MZEE: Try different model to curb strikes


More by this Author\n

As I pen this article I wish to quote one of my favourite artistes, Lady Gaga, who sang: “There ain’t no reason you and me should be alone tonight, yeah, baby….” because, indeed, patients and doctors have been at loggerheads for more than one month.

The collective bargaining agreement, which their union wants implemented, has several items, a majority of which will necessitate some form of expenditure by the government. The current impasse is because the CBA dwells extensively on spending but does not mention revenue generation.

The problems bedevilling the health sector are broad-based and include shortage of doctors and insufficient doctor hours in the public service, reduced staffing, lack of equipment and medicines and most importantly, a functional system that links all the above together to provide clinical service.

The doctor remains an integral part of the healthcare system and is the driver to its downstream function and the overall operation.
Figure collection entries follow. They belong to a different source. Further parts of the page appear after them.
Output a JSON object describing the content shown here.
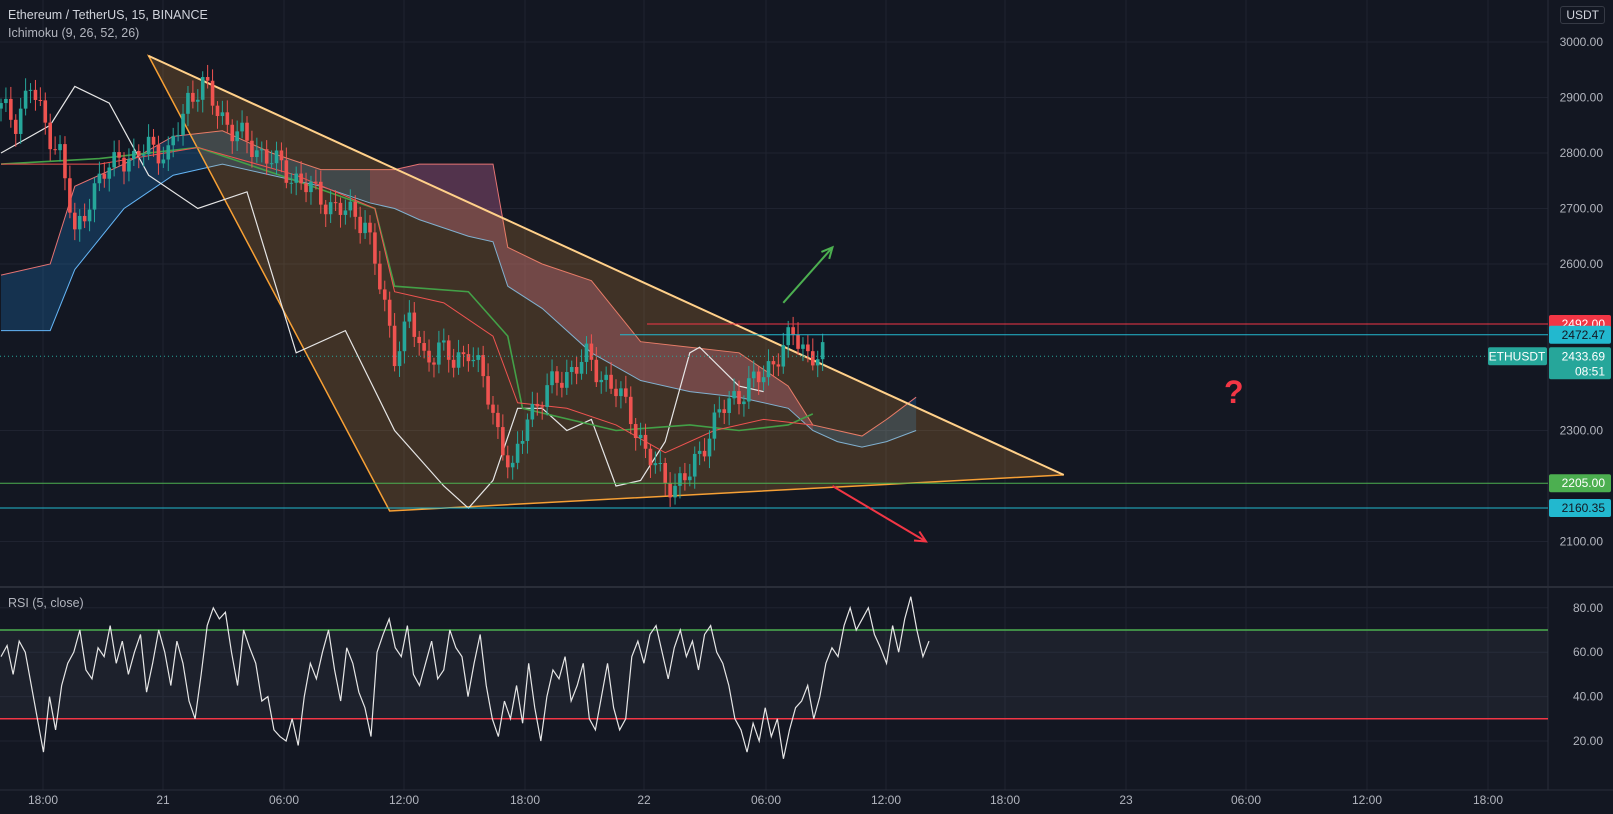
{
  "header": {
    "symbol": "Ethereum / TetherUS, 15, BINANCE",
    "indicator": "Ichimoku (9, 26, 52, 26)",
    "currency_button": "USDT"
  },
  "rsi_panel": {
    "title": "RSI (5, close)"
  },
  "markers": {
    "question": "?"
  },
  "colors": {
    "background": "#131722",
    "candle_up": "#26a69a",
    "candle_down": "#ef5350",
    "triangle": "#f7a035",
    "resistance": "#f23645",
    "support": "#4caf50",
    "level_cyan": "#22b8cf"
  },
  "chart_data": [
    {
      "type": "candlestick",
      "title": "Ethereum / TetherUS, 15, BINANCE",
      "y_ticks": [
        3000,
        2900,
        2800,
        2700,
        2600,
        2300,
        2100
      ],
      "ylim": [
        2050,
        3025
      ],
      "x_ticks": [
        "18:00",
        "21",
        "06:00",
        "12:00",
        "18:00",
        "22",
        "06:00",
        "12:00",
        "18:00",
        "23",
        "06:00",
        "12:00",
        "18:00"
      ],
      "current_price": {
        "symbol": "ETHUSDT",
        "price": 2433.69,
        "countdown": "08:51"
      },
      "price_levels": [
        {
          "value": 2492.0,
          "label": "2492.00",
          "color": "#f23645"
        },
        {
          "value": 2472.47,
          "label": "2472.47",
          "color": "#22b8cf"
        },
        {
          "value": 2205.0,
          "label": "2205.00",
          "color": "#4caf50"
        },
        {
          "value": 2160.35,
          "label": "2160.35",
          "color": "#22b8cf"
        }
      ],
      "close_path": [
        [
          0,
          2880
        ],
        [
          3,
          2860
        ],
        [
          6,
          2920
        ],
        [
          9,
          2850
        ],
        [
          12,
          2800
        ],
        [
          15,
          2650
        ],
        [
          18,
          2720
        ],
        [
          21,
          2760
        ],
        [
          24,
          2800
        ],
        [
          27,
          2780
        ],
        [
          30,
          2820
        ],
        [
          34,
          2790
        ],
        [
          38,
          2900
        ],
        [
          41,
          2920
        ],
        [
          44,
          2880
        ],
        [
          47,
          2840
        ],
        [
          50,
          2820
        ],
        [
          53,
          2800
        ],
        [
          56,
          2780
        ],
        [
          59,
          2760
        ],
        [
          62,
          2740
        ],
        [
          65,
          2720
        ],
        [
          68,
          2700
        ],
        [
          71,
          2690
        ],
        [
          74,
          2680
        ],
        [
          77,
          2560
        ],
        [
          80,
          2440
        ],
        [
          83,
          2500
        ],
        [
          86,
          2430
        ],
        [
          89,
          2450
        ],
        [
          92,
          2420
        ],
        [
          95,
          2450
        ],
        [
          98,
          2390
        ],
        [
          101,
          2300
        ],
        [
          104,
          2220
        ],
        [
          107,
          2330
        ],
        [
          110,
          2360
        ],
        [
          113,
          2390
        ],
        [
          116,
          2410
        ],
        [
          119,
          2430
        ],
        [
          122,
          2400
        ],
        [
          125,
          2370
        ],
        [
          128,
          2330
        ],
        [
          131,
          2260
        ],
        [
          134,
          2220
        ],
        [
          137,
          2200
        ],
        [
          140,
          2220
        ],
        [
          143,
          2280
        ],
        [
          146,
          2330
        ],
        [
          149,
          2360
        ],
        [
          152,
          2380
        ],
        [
          155,
          2400
        ],
        [
          158,
          2440
        ],
        [
          161,
          2470
        ],
        [
          164,
          2440
        ],
        [
          167,
          2434
        ]
      ],
      "tenkan": [
        [
          0,
          2780
        ],
        [
          20,
          2780
        ],
        [
          40,
          2810
        ],
        [
          60,
          2760
        ],
        [
          76,
          2700
        ],
        [
          80,
          2550
        ],
        [
          90,
          2530
        ],
        [
          100,
          2470
        ],
        [
          105,
          2350
        ],
        [
          115,
          2340
        ],
        [
          125,
          2310
        ],
        [
          135,
          2260
        ],
        [
          145,
          2300
        ],
        [
          155,
          2320
        ],
        [
          165,
          2310
        ]
      ],
      "kijun": [
        [
          0,
          2780
        ],
        [
          20,
          2790
        ],
        [
          40,
          2810
        ],
        [
          60,
          2750
        ],
        [
          76,
          2700
        ],
        [
          80,
          2560
        ],
        [
          95,
          2550
        ],
        [
          103,
          2470
        ],
        [
          106,
          2340
        ],
        [
          125,
          2300
        ],
        [
          140,
          2310
        ],
        [
          150,
          2300
        ],
        [
          160,
          2310
        ],
        [
          165,
          2330
        ]
      ],
      "chikou": [
        [
          0,
          2800
        ],
        [
          10,
          2850
        ],
        [
          15,
          2920
        ],
        [
          22,
          2890
        ],
        [
          30,
          2760
        ],
        [
          40,
          2700
        ],
        [
          50,
          2730
        ],
        [
          60,
          2440
        ],
        [
          70,
          2480
        ],
        [
          80,
          2300
        ],
        [
          85,
          2250
        ],
        [
          90,
          2200
        ],
        [
          95,
          2160
        ],
        [
          100,
          2210
        ],
        [
          105,
          2340
        ],
        [
          110,
          2340
        ],
        [
          115,
          2300
        ],
        [
          120,
          2320
        ],
        [
          125,
          2200
        ],
        [
          130,
          2210
        ],
        [
          135,
          2280
        ],
        [
          140,
          2440
        ],
        [
          142,
          2450
        ],
        [
          150,
          2380
        ],
        [
          155,
          2370
        ]
      ],
      "cloud_upper": [
        [
          0,
          2580
        ],
        [
          10,
          2600
        ],
        [
          15,
          2740
        ],
        [
          25,
          2780
        ],
        [
          35,
          2830
        ],
        [
          45,
          2840
        ],
        [
          55,
          2800
        ],
        [
          65,
          2770
        ],
        [
          75,
          2770
        ],
        [
          80,
          2770
        ],
        [
          85,
          2780
        ],
        [
          95,
          2780
        ],
        [
          100,
          2780
        ],
        [
          103,
          2630
        ],
        [
          110,
          2600
        ],
        [
          120,
          2570
        ],
        [
          130,
          2460
        ],
        [
          140,
          2450
        ],
        [
          150,
          2440
        ],
        [
          160,
          2380
        ],
        [
          165,
          2310
        ],
        [
          170,
          2300
        ],
        [
          175,
          2290
        ],
        [
          180,
          2320
        ],
        [
          186,
          2360
        ]
      ],
      "cloud_lower": [
        [
          0,
          2480
        ],
        [
          10,
          2480
        ],
        [
          15,
          2590
        ],
        [
          25,
          2700
        ],
        [
          35,
          2760
        ],
        [
          45,
          2780
        ],
        [
          55,
          2760
        ],
        [
          65,
          2740
        ],
        [
          75,
          2710
        ],
        [
          80,
          2700
        ],
        [
          85,
          2680
        ],
        [
          95,
          2650
        ],
        [
          100,
          2640
        ],
        [
          103,
          2560
        ],
        [
          110,
          2520
        ],
        [
          120,
          2440
        ],
        [
          130,
          2390
        ],
        [
          140,
          2370
        ],
        [
          150,
          2360
        ],
        [
          160,
          2340
        ],
        [
          165,
          2300
        ],
        [
          170,
          2280
        ],
        [
          175,
          2270
        ],
        [
          180,
          2280
        ],
        [
          186,
          2300
        ]
      ],
      "triangle": [
        [
          30,
          2975
        ],
        [
          79,
          2155
        ],
        [
          216,
          2220
        ]
      ],
      "arrows": [
        {
          "from": [
            159,
            2530
          ],
          "to": [
            169,
            2630
          ],
          "color": "#4caf50"
        },
        {
          "from": [
            169,
            2200
          ],
          "to": [
            188,
            2100
          ],
          "color": "#f23645"
        }
      ]
    },
    {
      "type": "line",
      "title": "RSI (5, close)",
      "y_ticks": [
        80,
        60,
        40,
        20
      ],
      "ylim": [
        10,
        90
      ],
      "levels": [
        70,
        30
      ],
      "values": [
        58,
        63,
        50,
        65,
        60,
        45,
        30,
        15,
        40,
        25,
        45,
        55,
        60,
        70,
        52,
        48,
        62,
        58,
        72,
        55,
        65,
        50,
        60,
        68,
        42,
        55,
        70,
        60,
        45,
        65,
        55,
        38,
        30,
        50,
        72,
        80,
        75,
        78,
        60,
        45,
        70,
        62,
        55,
        38,
        40,
        25,
        22,
        20,
        30,
        18,
        40,
        55,
        48,
        60,
        70,
        52,
        38,
        62,
        55,
        42,
        35,
        22,
        60,
        68,
        75,
        62,
        58,
        72,
        50,
        45,
        55,
        65,
        48,
        52,
        70,
        62,
        58,
        40,
        55,
        68,
        45,
        30,
        22,
        38,
        30,
        45,
        28,
        55,
        35,
        20,
        40,
        52,
        48,
        58,
        38,
        45,
        55,
        30,
        25,
        40,
        55,
        35,
        25,
        30,
        58,
        65,
        55,
        68,
        72,
        60,
        48,
        62,
        70,
        58,
        65,
        52,
        68,
        72,
        60,
        55,
        45,
        30,
        25,
        15,
        28,
        20,
        35,
        22,
        30,
        12,
        25,
        35,
        38,
        45,
        30,
        40,
        55,
        62,
        58,
        72,
        80,
        70,
        75,
        80,
        68,
        62,
        55,
        72,
        60,
        75,
        85,
        70,
        58,
        65
      ]
    }
  ]
}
An appropriate analysis of the public healthcare burden calls for investment in methods that provide data on what it would cost to keep mwananchi in optimal health. The technocrats at the Ministry of Health, the World Bank and the World Health Organization have figures that shed light on what is required to provide comprehensive healthcare.

There is a glaring increase in the number of Kenyans seeking healthcare in the private sector as seen in the mushrooming of private hospitals, while government hospitals remain static, with the last one probably opened in the 1980s.

The government should quickly form a new health sector financing and management platform through which public healthcare will be delivered. Doctors should take charge of the public health system through an outsourced system and insist on tendering for all the healthcare in counties.

The ministry, WHO and World Bank should provide the baseline data for budgeting. The doctors will then determine what it will cost them to provide comprehensive healthcare, starting from the community, the county and referral hospitals to the tertiary centres. The doctors will tender for the entire process of patient care, from disease identification, treatment, and rehabilitation to prevention. They will use the money to employ nurses, pharmacists, buy and repair beds and everything that is necessary to run the hospital.

The ability to manage the country’s health budget will provide the doctors with an opportunity to develop models that optimise care. The savings made in this model will enable the doctors to control their earnings, and cater for their medical cover and pension. But savings will arise only from serious consideration of innovations in healthcare delivery. Doctors will compete to provide healthcare to the county governments. The models may differ in the way ancillary and support staff such as nurses are hired and the ability to subcontract services. The counties will be happy to have to look at only one entity and not a group of rioting doctors or nurses and the doctors won’t blame the county for underpaying them as they will manage the cash.

The regulation of these doctors’ conglomerates may be tasked to a special body created by the national government. They will lay down the rules of engagement, size of doctors’ conglomerates, composition, and the ability to manage multiple hospitals, including private ones. The same body will license independent agencies to audit healthcare delivery and advise the national and county governments.

The current government budget remains insufficient to finance healthcare as the doctors want it.

Therefore, more avenues need to be opened to ensure competitive financing. Institutions such as the NHIF should be provided with competition so that people can submit the monthly subscriptions to the better manager of their monies.

Doctors’ health conglomerates could also compete for the current donors that work with the government. The financial burden of the Kenyan healthcare sector is vastly unknown. Diseases are poorly characterised, mainly due to absence of appropriate medical records.

Doctors must be willing to work with lawyers and health economists to realise this model. It is high time the doctors and government found the rhythm and moved away from salaries and job groups to instead think of an outsourced health delivery system where the State’s involvement is minimal.

So the best of luck to the tenderpreneur and thanks Lady Gaga for reminding us that we have to push the limits of engagement to realise what we want.

Dr Leonard Ngunga Mzee is a cardiologist in private practice in Nairobi. The views expressed in this article are his own and not his employer’s.